While you must model the impact of conditions through the branches they execute, you do not need to model the logic of any condition.
Your analysis may be intraprocedural.
You do not need to handle reflection.

Building using Maven

The project uses a standard Maven build process. Maven manages dependencies and the build process by following specific conventions in project structure and specifying anything extra in a pom.xml file in the root of the project. For example, our project depends on Soot, so Maven will read this from the pom.xml and download the appropriate version automatically when compiling. To compile, test, and build a jar for the project you can simply run the following from the template directory:

mvn package

You can compile using:

mvn compile

You can clean your build using:

mvn clean

And you can run unit tests using:

mvn test

Maven may not be available by default on CSIL. Again, if you are working on CSIL, you can use the provided virtual environment with:

source  /usr/shared/CMPT/faculty/wsumner/base/env745/bin/activate

Running your analysis

The aforementioned unit tests can run and check your results for several sample of cases, but you may wish to run the analysis outside of a unit testing environment. You can directly run the resulting binary on java class files in order to analyze them by using:

mvn exec:exec -DSOOT_TARGET=<package qualified class name>

For example:

mvn exec:exec -DSOOT_TARGET=ca.sfu.cmpt745.ex06.examples.Test_01_Basic

Task 1

As we discussed in class, any dataflow analysis requires a clear design for the abstract domain, the meet or merge operator, and the transfer functions involved.

Define each of these (domain, meet, and transfers) and explain why you chose that design. This explanation is not expected to require much space.

Task 2

Actually implement your analysis using Soot. Your implementation should match your presented design. While some tests are provided to you, you should consider what additional tests you need to add. All of your implementation should reside in KittenChecker.java.

To go the extra mile, you may consider implementing the analysis using Soot's infrastructure for inter-procedural analyses or consider extending the analysis to handle branch sensitive information. This is not expected.

Submitting

From your implementation, submit only KittenChecker.java to CourSys.

You can submit your design explanation separately through CourSys.

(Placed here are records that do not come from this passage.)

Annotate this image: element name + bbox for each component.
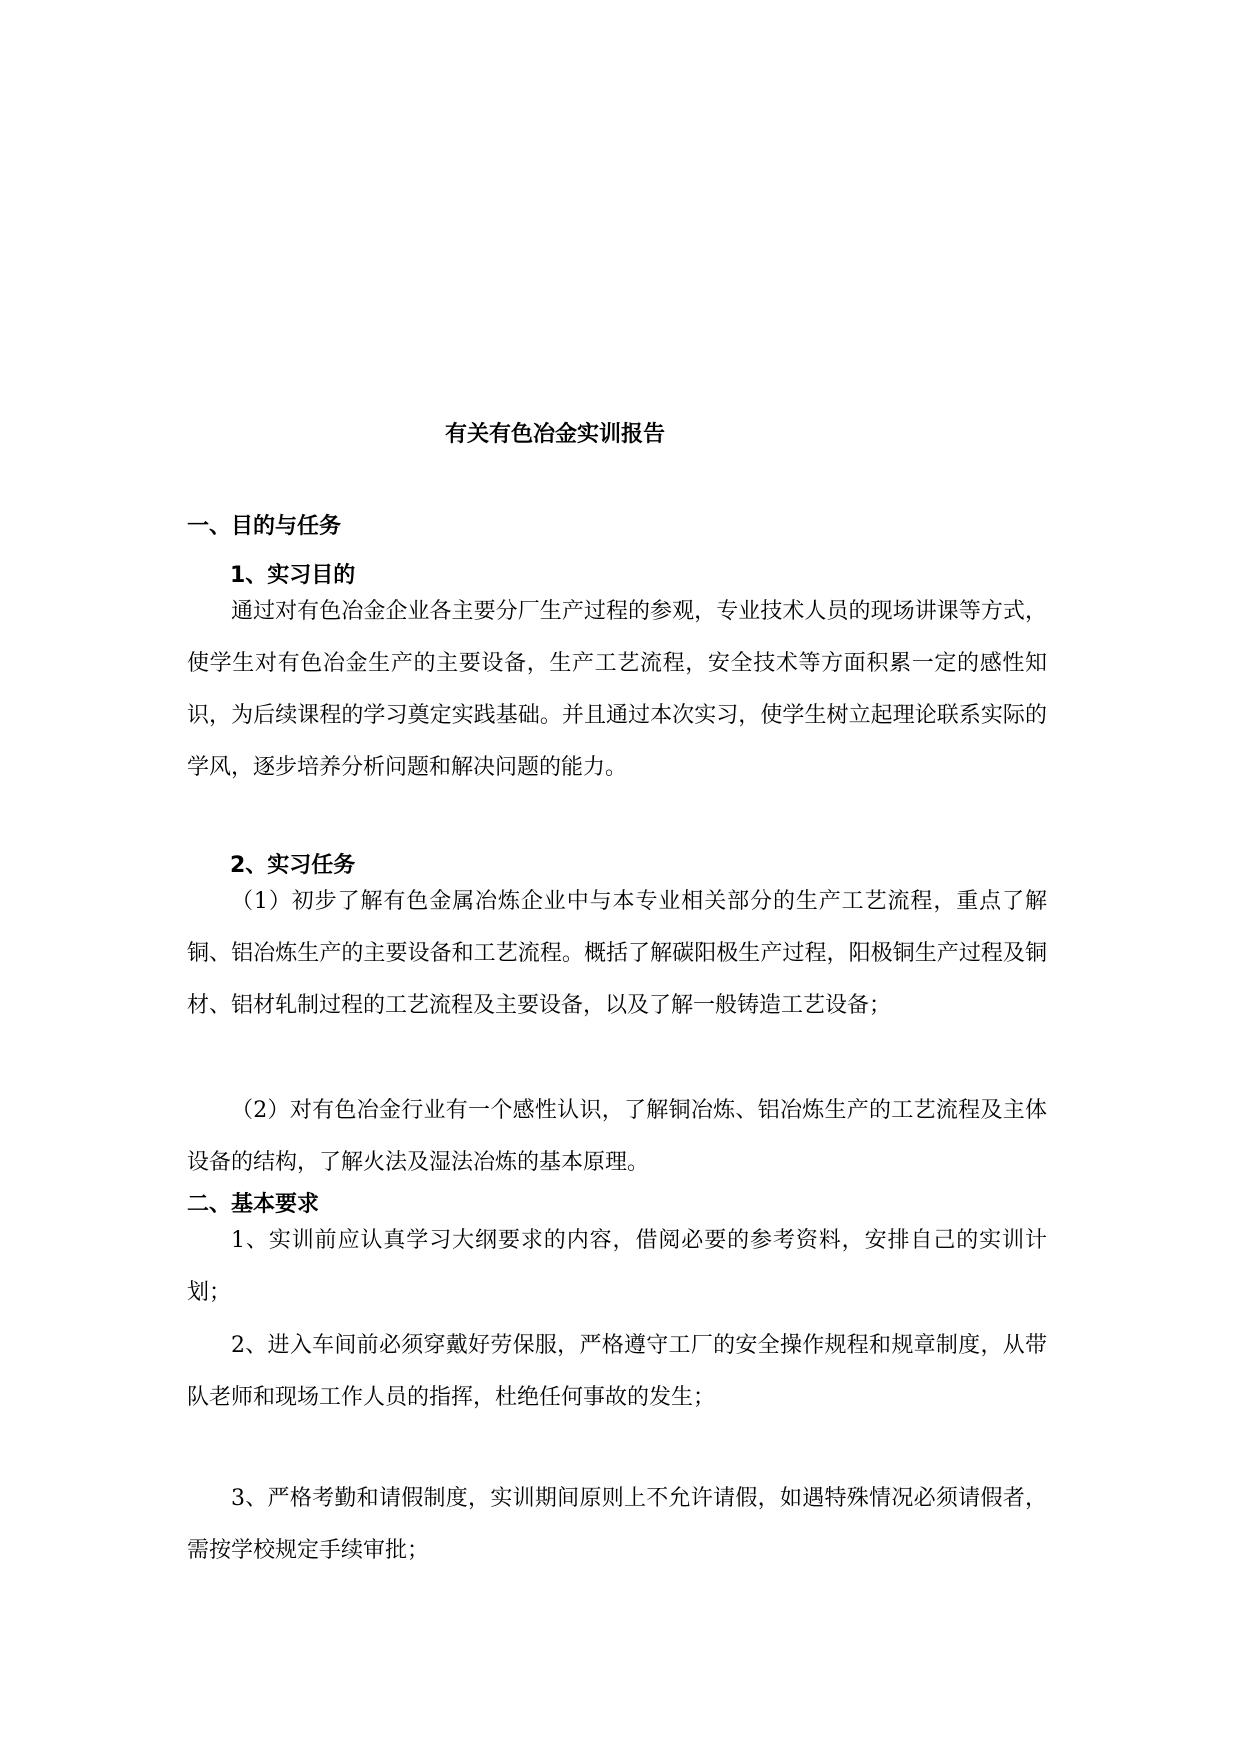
section-heading-basic-requirements: 二、基本要求 (187, 1192, 320, 1217)
paragraph-task-item-1: （1）初步了解有色金属冶炼企业中与本专业相关部分的生产工艺流程，重点了解铜、铝冶炼生产的主要设备和工艺流程。概括了解碳阳极生产过程，阳极铜生产过程及铜材、铝材轧制过程的工艺流程及主要设备，以及了解一般铸造工艺设备； (187, 889, 1047, 1018)
section-heading-purpose-and-tasks: 一、目的与任务 (187, 514, 342, 539)
paragraph-task-item-2: （2）对有色冶金行业有一个感性认识，了解铜冶炼、铝冶炼生产的工艺流程及主体设备的结构，了解火法及湿法冶炼的基本原理。 (187, 1098, 1047, 1175)
paragraph-requirement-3: 3、严格考勤和请假制度，实训期间原则上不允许请假，如遇特殊情况必须请假者，需按学校规定手续审批； (187, 1486, 1047, 1563)
subsection-heading-internship-tasks: 2、实习任务 (230, 853, 356, 878)
paragraph-requirement-2: 2、进入车间前必须穿戴好劳保服，严格遵守工厂的安全操作规程和规章制度，从带队老师和现场工作人员的指挥，杜绝任何事故的发生； (187, 1333, 1047, 1410)
paragraph-requirement-1: 1、实训前应认真学习大纲要求的内容，借阅必要的参考资料，安排自己的实训计划； (187, 1228, 1047, 1305)
document-title: 有关有色冶金实训报告 (444, 422, 665, 447)
subsection-heading-internship-purpose: 1、实习目的 (230, 563, 356, 588)
paragraph-internship-purpose: 通过对有色冶金企业各主要分厂生产过程的参观，专业技术人员的现场讲课等方式，使学生对有色冶金生产的主要设备，生产工艺流程，安全技术等方面积累一定的感性知识，为后续课程的学习奠定实践基础。并且通过本次实习，使学生树立起理论联系实际的学风，逐步培养分析问题和解决问题的能力。 (187, 599, 1047, 780)
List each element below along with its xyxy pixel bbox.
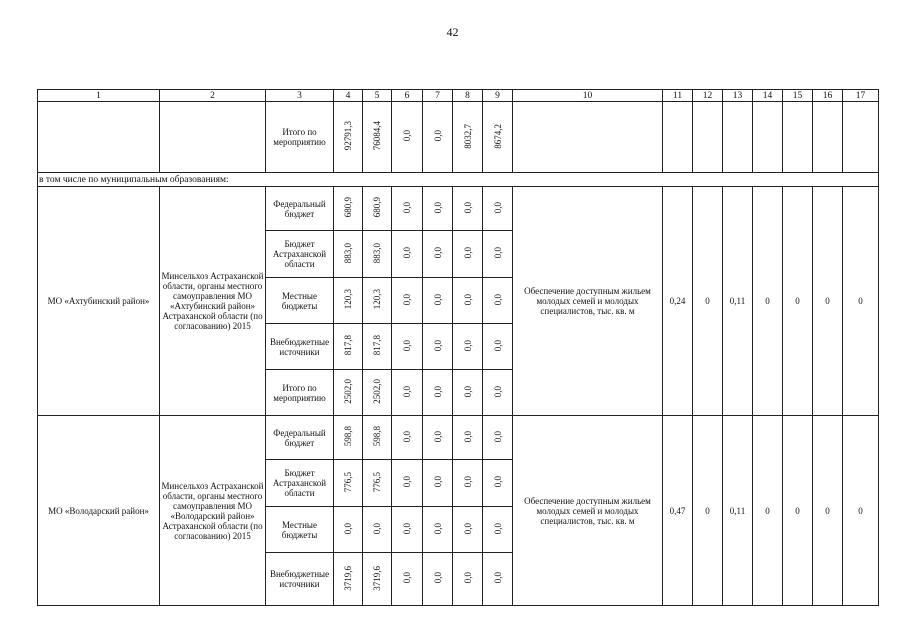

Useful Hints and Soot Resources

Every Unit in the jimple IR is a Stmt
Calls are represented via InvokeExprs, and specific subtypes deal with methods of objects, static methods, constructors, etc. From these, you can get the receiving objects and the method names, if applicable.
You can get far by thinking about assignment and method calls as the instructions you need to interpret.
Your abstract domain should be able to represent the composition of domains for each value or variable that you are interested in. Many of the examples just use a FlowSet. You do not need to. You might be inspired by the ParityAnalysis that Soot provides.